David Holmes, David Pettigrew, Christian H. Reccius, James D. Gwyer, Cees van Berkel, Judith Holloway, Donna E. Davies and Hywel Morgan. Leukocyte analysis and differentiation using high speed microfluidic single cell impedance cytometry.

Lab on a Chip, 2009; DOI: 10.1039/b910053a

The Southampton team led by Professor Hywel Morgan at the University’s Nano Research Group within the School of Electronics and Computer Science (ECS) in conjunction with Professor Donna Davies and Dr. Judith Holloway at the School of Medicine, has developed a microfluidic single-cell impedance cytometer that performs a white cell differential count. The system was developed in collaboration with Philips Research.

The Abstract:

Miniature high speed label-free cell analysis systems have yet to be developed, but have the potential to deliver fast, inexpensive and simple full blood cell analysis systems that could be used routinely in clinical practice. We demonstrate a microfluidic single cell impedance cytometer that performs a white blood cell differential count. The device consists of a microfluidic chip with micro-electrodes that measure the impedance of single cells at two frequencies. Human blood, treated with saponin/formic acid to lyse erythrocytes, flows through the device and a complete blood count is performed in a few minutes. Verification of cell dielectric parameters was performed by simultaneously measuring fluorescence from CD antibody-conjugated cells. This enabled direct correlation of impedance signals from individual cells with phenotype. Tests with patient samples showed 95% correlation against commercial (optical/Coulter) blood analysis equipment, demonstrating the potential clinical utility of the impedance microcytometer for a point-of-care blood analysis system.

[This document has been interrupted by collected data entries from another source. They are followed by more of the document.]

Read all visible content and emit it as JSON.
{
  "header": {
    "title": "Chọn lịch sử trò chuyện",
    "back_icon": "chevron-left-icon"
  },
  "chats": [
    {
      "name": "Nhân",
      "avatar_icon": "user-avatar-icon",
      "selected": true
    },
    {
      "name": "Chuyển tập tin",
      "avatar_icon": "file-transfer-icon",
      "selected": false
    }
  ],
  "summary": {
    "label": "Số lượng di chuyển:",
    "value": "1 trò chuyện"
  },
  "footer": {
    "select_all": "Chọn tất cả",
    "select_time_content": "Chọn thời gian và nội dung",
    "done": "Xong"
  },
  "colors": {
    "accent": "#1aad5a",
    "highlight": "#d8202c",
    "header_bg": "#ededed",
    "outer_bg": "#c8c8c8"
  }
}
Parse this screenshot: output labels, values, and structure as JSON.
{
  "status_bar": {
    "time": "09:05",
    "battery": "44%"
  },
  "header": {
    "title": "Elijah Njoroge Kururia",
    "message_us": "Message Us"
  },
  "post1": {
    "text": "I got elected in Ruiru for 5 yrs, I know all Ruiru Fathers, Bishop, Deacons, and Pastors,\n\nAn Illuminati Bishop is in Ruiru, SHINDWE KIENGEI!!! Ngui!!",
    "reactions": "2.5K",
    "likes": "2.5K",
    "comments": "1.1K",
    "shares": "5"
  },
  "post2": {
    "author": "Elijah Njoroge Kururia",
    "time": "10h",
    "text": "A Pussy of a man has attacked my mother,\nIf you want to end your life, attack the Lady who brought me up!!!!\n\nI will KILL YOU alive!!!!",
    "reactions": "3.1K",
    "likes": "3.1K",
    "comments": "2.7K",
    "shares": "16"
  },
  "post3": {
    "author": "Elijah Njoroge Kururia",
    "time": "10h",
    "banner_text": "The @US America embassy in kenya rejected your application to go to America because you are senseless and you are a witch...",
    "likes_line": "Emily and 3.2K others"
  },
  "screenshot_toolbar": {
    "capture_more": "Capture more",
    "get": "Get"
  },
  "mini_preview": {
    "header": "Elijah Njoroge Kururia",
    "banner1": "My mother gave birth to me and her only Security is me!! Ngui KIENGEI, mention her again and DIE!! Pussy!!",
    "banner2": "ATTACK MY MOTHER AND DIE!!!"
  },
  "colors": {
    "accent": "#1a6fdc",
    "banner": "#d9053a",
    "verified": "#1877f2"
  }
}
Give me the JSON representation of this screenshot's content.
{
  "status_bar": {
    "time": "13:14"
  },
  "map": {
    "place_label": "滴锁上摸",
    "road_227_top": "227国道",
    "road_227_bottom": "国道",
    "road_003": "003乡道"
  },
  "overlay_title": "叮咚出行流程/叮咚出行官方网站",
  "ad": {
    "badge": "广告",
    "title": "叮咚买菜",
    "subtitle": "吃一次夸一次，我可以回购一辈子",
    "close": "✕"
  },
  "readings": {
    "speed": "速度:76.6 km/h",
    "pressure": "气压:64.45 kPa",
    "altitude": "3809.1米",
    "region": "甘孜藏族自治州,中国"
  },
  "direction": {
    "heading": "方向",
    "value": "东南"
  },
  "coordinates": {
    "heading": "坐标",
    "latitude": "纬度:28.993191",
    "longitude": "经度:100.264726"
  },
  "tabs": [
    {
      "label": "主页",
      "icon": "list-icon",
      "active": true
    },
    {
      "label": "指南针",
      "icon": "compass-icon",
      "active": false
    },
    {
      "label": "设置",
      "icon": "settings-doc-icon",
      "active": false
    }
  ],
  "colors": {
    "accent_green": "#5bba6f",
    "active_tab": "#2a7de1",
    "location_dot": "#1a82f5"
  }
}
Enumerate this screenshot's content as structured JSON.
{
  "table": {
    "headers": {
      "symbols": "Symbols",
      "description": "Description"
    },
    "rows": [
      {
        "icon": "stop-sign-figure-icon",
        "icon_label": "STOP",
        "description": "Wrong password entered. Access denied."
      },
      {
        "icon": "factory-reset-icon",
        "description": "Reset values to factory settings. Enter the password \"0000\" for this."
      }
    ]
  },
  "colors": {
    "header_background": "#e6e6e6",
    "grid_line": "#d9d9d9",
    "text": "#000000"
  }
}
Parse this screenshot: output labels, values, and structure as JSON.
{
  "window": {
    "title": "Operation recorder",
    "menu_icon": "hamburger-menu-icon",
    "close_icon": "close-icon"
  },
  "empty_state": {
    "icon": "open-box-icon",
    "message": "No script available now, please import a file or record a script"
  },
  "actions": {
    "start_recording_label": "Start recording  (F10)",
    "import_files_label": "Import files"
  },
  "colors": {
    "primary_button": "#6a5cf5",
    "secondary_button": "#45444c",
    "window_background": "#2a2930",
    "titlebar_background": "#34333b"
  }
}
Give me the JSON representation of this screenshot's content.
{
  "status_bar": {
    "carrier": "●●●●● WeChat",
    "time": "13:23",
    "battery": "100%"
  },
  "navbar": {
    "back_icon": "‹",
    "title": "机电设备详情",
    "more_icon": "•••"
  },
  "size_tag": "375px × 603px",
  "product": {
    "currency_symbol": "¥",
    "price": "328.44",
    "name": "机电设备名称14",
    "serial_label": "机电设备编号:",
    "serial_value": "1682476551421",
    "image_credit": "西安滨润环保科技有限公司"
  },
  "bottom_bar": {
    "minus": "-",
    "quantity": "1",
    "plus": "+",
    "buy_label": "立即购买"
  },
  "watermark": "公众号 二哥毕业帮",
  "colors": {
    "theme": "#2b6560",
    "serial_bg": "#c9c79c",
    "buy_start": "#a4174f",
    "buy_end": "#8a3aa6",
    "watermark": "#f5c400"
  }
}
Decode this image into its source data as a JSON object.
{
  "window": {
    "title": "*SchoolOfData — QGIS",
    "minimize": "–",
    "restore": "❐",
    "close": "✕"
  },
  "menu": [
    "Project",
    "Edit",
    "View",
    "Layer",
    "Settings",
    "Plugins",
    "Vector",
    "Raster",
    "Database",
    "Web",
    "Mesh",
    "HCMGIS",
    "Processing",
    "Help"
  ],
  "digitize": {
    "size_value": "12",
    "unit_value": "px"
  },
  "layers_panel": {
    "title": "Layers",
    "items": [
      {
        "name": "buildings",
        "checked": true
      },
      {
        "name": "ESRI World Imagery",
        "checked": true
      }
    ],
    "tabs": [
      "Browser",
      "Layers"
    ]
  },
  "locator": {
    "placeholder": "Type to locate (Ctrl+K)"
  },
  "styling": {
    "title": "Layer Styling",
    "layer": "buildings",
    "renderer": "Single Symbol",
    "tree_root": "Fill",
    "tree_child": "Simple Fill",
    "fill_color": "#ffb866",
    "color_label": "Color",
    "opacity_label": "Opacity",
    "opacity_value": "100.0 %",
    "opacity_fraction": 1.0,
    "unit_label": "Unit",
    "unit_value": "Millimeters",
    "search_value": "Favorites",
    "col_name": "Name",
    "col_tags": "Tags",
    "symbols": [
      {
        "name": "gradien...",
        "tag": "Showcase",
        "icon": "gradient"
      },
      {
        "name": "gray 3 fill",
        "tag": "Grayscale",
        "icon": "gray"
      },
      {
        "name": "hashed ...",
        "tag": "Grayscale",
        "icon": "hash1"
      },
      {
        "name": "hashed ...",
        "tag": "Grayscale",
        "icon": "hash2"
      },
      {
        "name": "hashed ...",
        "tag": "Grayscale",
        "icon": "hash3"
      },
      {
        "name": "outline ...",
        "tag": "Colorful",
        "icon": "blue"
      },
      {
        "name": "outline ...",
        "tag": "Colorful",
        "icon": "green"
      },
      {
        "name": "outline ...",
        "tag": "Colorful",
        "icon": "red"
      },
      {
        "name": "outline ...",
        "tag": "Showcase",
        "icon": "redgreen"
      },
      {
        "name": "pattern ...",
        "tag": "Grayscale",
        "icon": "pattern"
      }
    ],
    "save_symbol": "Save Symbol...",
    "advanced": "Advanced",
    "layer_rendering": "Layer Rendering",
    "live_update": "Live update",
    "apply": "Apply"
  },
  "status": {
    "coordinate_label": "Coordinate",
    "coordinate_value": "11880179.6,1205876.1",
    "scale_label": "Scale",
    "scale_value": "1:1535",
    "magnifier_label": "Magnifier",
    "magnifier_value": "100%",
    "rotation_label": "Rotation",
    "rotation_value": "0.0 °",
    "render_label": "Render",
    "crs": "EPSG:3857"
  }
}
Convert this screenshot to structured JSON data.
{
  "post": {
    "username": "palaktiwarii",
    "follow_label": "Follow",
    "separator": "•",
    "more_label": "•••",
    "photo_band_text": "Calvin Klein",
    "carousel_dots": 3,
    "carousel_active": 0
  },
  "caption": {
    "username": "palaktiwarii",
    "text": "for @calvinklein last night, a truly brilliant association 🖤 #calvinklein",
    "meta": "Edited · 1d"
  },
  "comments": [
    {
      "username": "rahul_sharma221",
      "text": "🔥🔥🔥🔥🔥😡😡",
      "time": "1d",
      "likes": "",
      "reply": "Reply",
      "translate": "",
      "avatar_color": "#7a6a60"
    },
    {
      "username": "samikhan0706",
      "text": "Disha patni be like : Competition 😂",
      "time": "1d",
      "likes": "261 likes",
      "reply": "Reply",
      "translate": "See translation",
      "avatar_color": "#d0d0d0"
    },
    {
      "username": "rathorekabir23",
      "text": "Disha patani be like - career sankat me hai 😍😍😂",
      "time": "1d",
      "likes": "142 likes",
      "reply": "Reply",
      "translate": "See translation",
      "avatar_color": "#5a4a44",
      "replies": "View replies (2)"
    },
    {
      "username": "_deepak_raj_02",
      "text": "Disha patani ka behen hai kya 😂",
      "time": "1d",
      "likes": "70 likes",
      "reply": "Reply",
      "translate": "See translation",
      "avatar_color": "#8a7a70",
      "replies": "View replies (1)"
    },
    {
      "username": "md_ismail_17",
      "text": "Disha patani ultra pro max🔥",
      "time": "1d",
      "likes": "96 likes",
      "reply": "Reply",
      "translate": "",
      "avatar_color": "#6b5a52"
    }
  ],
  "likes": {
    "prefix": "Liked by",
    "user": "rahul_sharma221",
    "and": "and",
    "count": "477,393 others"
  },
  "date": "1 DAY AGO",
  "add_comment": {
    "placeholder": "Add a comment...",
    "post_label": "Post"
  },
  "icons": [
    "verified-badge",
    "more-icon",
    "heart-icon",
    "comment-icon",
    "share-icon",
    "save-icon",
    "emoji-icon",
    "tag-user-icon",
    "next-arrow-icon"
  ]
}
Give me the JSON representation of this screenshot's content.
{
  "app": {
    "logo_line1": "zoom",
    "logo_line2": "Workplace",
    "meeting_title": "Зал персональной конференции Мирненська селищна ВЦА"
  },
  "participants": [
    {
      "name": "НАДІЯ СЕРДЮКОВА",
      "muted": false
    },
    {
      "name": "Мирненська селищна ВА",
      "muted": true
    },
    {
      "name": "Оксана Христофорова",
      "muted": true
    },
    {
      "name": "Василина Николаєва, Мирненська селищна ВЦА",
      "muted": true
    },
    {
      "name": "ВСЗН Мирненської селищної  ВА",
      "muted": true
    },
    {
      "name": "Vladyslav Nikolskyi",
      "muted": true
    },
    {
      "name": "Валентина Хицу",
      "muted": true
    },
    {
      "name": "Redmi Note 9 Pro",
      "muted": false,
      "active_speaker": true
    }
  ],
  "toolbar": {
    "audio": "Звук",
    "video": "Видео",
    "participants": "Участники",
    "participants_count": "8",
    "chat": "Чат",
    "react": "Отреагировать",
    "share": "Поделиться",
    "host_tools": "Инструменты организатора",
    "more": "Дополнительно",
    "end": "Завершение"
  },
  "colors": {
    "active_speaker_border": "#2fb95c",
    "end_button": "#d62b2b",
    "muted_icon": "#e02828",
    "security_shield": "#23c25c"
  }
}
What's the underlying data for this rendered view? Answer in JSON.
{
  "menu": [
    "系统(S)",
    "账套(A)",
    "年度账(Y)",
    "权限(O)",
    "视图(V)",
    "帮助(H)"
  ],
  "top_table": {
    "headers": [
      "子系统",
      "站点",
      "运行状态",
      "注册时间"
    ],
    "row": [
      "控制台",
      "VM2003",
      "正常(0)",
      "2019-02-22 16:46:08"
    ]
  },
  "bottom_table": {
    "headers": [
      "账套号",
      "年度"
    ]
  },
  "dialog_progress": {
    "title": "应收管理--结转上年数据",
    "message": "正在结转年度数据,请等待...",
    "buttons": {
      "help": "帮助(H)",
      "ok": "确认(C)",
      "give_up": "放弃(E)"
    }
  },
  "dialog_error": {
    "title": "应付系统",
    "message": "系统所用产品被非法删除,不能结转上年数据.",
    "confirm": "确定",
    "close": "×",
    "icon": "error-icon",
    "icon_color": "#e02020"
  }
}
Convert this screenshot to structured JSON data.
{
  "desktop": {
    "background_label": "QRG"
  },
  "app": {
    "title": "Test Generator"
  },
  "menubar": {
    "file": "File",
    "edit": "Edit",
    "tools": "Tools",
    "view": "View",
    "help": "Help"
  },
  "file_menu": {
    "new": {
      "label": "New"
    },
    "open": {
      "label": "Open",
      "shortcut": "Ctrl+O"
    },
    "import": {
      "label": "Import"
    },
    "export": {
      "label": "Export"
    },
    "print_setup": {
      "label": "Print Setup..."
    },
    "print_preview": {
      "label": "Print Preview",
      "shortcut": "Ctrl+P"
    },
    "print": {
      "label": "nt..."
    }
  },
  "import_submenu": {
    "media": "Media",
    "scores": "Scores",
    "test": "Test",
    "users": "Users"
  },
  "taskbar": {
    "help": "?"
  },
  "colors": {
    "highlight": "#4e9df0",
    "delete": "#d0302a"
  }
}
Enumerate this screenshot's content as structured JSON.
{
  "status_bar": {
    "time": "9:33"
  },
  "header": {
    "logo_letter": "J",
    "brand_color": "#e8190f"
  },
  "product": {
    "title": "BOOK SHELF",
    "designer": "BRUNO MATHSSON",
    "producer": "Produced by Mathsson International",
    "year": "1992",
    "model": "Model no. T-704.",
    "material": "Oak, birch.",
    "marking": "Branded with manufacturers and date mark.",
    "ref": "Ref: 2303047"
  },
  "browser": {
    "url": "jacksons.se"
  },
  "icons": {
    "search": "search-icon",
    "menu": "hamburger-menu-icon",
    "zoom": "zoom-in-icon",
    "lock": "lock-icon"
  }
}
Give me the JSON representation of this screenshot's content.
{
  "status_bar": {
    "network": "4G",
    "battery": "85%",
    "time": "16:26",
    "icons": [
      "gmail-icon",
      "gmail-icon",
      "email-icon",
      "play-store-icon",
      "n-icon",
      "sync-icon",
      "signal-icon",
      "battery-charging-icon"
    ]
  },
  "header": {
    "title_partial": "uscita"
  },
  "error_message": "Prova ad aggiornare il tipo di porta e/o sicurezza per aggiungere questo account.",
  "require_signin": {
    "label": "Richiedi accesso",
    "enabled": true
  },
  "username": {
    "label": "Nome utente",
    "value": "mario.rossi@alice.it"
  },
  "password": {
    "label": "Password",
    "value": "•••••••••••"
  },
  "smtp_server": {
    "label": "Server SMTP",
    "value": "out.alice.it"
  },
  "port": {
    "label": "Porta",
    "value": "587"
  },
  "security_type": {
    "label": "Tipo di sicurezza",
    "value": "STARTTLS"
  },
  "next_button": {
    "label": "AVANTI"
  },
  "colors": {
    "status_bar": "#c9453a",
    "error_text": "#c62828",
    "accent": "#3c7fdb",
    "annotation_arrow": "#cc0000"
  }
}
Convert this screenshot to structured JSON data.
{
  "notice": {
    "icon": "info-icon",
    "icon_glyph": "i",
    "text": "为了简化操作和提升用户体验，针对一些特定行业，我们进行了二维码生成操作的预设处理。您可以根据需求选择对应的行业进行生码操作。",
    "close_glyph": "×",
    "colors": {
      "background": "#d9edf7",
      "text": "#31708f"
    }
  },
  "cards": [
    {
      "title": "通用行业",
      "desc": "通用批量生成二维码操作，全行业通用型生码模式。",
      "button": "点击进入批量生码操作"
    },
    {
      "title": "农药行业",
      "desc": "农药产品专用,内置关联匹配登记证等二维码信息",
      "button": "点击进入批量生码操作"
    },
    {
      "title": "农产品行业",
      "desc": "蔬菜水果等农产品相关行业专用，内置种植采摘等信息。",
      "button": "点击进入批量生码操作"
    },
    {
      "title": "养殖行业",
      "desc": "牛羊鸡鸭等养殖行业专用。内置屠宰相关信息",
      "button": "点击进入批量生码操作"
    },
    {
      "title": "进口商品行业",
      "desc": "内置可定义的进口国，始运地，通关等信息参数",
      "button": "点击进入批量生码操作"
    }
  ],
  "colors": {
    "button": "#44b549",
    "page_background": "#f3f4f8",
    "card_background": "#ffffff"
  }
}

Microfluidics – a set of technologies that control the flow of minute amounts of liquids – are incorporated inside the chip and measure a number of different cells in the blood. Tiny electrodes in a channel measure the electrical properties of each blood cell as the blood cells flow through the device. Each blood cell type is identified and counted. This allows the surgery team to identify and diagnose the presence of various diseases. The system recognizes the three main types of white blood cells: T lymphocytes, monocytes and neutrophils more rapidly and less expensively than other available methods.

‘At the moment if an individual goes to the doctor complaining of feeling unwell, a blood test will be taken which will need to be sent away to the lab while the patient awaits the results,’ said Professor Morgan. ‘Our new prototype device may allow point of care cell analysis which aids the GP in diagnosing acute diseases while the patient is with the GP, so a treatment strategy may be devised immediately. Our method provides more control and accuracy than that what is currently on the market for GP testing.

Getting the device to do the same with red blood cells and platelet count is next for the research team. The device is targeted to be handheld and cost in the range of $1,500 to $2,000 US. The devices would utilize a disposable chip costing a few dollars each. A new facility called the Southampton Nanofabrication Centre opens on 9 September 2009 to make the devices.